679:
I'm quite fond of this. Specifically everything sounds good mix and timbre-wise, the bass is busy, the time signature is quirky, there is this textural synth that comes in that reminds me of something, anyway, I like that enough suddenly appearing out of nowhere, it feels right.
Berkeley Social Scene:
Rocking rhythm, vocals clear and committed, except on the harmony part, the vox providing harmony seems less strong than the spirit of this song would require. Nice guitar tones throughout, good solos. Always sounding together and well mixed.
Distance:
Sparse opener, building suspense, I'm fond of the autotune. Tension in the story and the music is appropriately taut. Beautiful harmonies. Epic in scale, in delivery, and composition, which suits the monarch theme.
Grid:
Musically sort of ambient and appropriately styled for this stream of consciousness type of delivery.
Hostess Mostess:
Catchy tune, I love the treatment of the topic. It has everything I like in g+g tunes plus audience engagement which is like the extra zazz on this delightful revisitation of the US Constitution. It has a rollicking tempo, concise witty lyrics, the guitar sounds fantastic - one problem I have is when people beat guitars as they sing, an aggressive strum is great, listen to your strings brother are they suffering? there's none of that here, the delivery is clean.
jj.is.ok:
Nice straightforward punk sound. Specifically the guitar has a good sound, aggressive, fast, pleasing chord progression, suitable vocal delivery, your voice sounds great. Wanting to be king is not punk, however. Unless its because you know how to live, then we'd have to see...
Tim Hinkle:
Is this all analog instruments (except probably the strings)? Musically, multitextural and engaging. Vintage sound. You kinda sound like Ian Anderson from Jethro Tull. Lyrically this tune is dark, and our narrator is not nice. I particularly enjoy in this song the varied percussion.
V4nnim3l:
Catchy chorus, interesting fast-paced lyrics, ear-pleasing synths. This was one of my favorites of the fight in terms of musical candy, and I mean that as pleasingness, certainly not as lacking substance. This tune packs a lot into a short length: tight, tense verse, expansive colorful chorus, concise clever lyrics in a clear and pleasing voice throughout.

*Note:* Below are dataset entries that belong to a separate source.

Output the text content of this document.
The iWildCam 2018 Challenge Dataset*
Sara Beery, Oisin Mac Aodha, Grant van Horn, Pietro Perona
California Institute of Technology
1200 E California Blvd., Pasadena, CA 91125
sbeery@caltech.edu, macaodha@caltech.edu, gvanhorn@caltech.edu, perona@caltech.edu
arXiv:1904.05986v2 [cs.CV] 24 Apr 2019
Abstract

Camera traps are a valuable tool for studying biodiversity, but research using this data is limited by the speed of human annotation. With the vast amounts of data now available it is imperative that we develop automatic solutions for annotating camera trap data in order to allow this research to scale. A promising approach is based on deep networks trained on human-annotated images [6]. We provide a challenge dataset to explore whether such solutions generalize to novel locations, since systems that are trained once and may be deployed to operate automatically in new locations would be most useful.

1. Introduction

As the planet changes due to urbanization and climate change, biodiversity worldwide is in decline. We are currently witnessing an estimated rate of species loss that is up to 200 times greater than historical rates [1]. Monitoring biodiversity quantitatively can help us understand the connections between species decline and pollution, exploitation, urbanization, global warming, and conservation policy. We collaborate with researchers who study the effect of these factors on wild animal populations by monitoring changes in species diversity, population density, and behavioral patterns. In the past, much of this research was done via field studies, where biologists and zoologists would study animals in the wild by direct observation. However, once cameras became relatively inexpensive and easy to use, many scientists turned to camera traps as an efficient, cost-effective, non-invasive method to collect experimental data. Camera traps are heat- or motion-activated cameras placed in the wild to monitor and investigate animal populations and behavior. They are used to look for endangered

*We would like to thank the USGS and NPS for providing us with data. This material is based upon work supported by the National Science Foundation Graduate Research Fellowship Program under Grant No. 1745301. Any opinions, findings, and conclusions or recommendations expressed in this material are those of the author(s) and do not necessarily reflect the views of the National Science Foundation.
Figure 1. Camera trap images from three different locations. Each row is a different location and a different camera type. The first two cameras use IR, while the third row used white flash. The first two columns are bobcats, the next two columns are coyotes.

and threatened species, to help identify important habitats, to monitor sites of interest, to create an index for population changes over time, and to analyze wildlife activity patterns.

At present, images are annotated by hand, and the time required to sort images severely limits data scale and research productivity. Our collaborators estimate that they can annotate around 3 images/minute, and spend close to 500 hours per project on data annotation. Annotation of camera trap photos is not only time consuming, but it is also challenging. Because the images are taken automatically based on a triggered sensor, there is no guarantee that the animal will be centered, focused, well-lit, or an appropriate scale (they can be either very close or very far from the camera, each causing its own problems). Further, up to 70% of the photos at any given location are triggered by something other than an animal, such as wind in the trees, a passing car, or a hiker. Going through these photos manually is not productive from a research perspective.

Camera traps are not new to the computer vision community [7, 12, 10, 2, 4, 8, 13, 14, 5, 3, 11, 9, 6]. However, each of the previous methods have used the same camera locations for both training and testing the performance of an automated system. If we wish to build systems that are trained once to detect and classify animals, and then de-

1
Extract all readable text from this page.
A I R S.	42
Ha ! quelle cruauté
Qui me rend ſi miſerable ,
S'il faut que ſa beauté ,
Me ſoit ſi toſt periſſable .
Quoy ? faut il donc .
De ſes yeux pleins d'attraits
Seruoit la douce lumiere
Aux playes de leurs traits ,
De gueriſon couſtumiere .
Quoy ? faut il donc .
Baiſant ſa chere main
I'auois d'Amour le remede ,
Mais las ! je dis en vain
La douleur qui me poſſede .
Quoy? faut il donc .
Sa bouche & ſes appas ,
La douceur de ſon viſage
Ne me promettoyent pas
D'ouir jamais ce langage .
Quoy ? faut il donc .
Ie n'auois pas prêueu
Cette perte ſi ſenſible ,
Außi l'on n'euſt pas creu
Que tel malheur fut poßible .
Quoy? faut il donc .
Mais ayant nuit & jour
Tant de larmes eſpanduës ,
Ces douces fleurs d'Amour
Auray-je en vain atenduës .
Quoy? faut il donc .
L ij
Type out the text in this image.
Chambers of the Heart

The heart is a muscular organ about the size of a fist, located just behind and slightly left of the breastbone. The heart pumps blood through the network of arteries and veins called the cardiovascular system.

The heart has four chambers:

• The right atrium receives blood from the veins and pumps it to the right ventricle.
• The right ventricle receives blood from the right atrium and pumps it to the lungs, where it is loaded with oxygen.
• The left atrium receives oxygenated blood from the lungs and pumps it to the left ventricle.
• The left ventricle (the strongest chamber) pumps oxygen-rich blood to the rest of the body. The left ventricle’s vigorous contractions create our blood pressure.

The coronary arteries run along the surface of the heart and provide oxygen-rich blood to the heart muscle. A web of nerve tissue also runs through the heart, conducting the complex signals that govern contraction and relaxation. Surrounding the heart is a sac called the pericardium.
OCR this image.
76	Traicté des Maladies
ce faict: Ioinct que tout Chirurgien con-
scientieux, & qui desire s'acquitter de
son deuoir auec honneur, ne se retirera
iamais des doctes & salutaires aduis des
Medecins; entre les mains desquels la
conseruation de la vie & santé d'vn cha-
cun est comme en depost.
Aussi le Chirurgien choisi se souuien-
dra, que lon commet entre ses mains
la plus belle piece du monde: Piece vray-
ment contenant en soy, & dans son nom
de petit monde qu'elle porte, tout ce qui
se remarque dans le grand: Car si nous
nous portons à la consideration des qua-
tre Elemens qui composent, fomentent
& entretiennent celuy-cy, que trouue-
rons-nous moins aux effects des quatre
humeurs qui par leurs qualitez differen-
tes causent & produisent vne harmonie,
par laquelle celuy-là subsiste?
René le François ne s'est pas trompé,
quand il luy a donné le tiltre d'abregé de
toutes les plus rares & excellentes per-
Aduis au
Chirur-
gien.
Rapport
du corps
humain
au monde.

Brown Word and the Big Whine:
I had to portray the acknowledgment of the moment it was made publicly known that this shit is off the rails. I could expound a lot on the meaning behind the lyrics but hopefully they are pretty self explanatory. What if the things we are expected to want are actually deeply fucked up? So fundamentally fucked up that it is no longer obvious, like people are so accepting of viciously fucked up ideas that calling it out as fucked up seems like some slur that needs to be stomped out, a worse offense than the fucked up ideas themselves? And suppose you put on your inner James Baldwin and normie stuff all around you shows signs of a fundamental decay threaded throughout; like where do you turn when the official answer to who authorized murder in international waters is "Your mom"?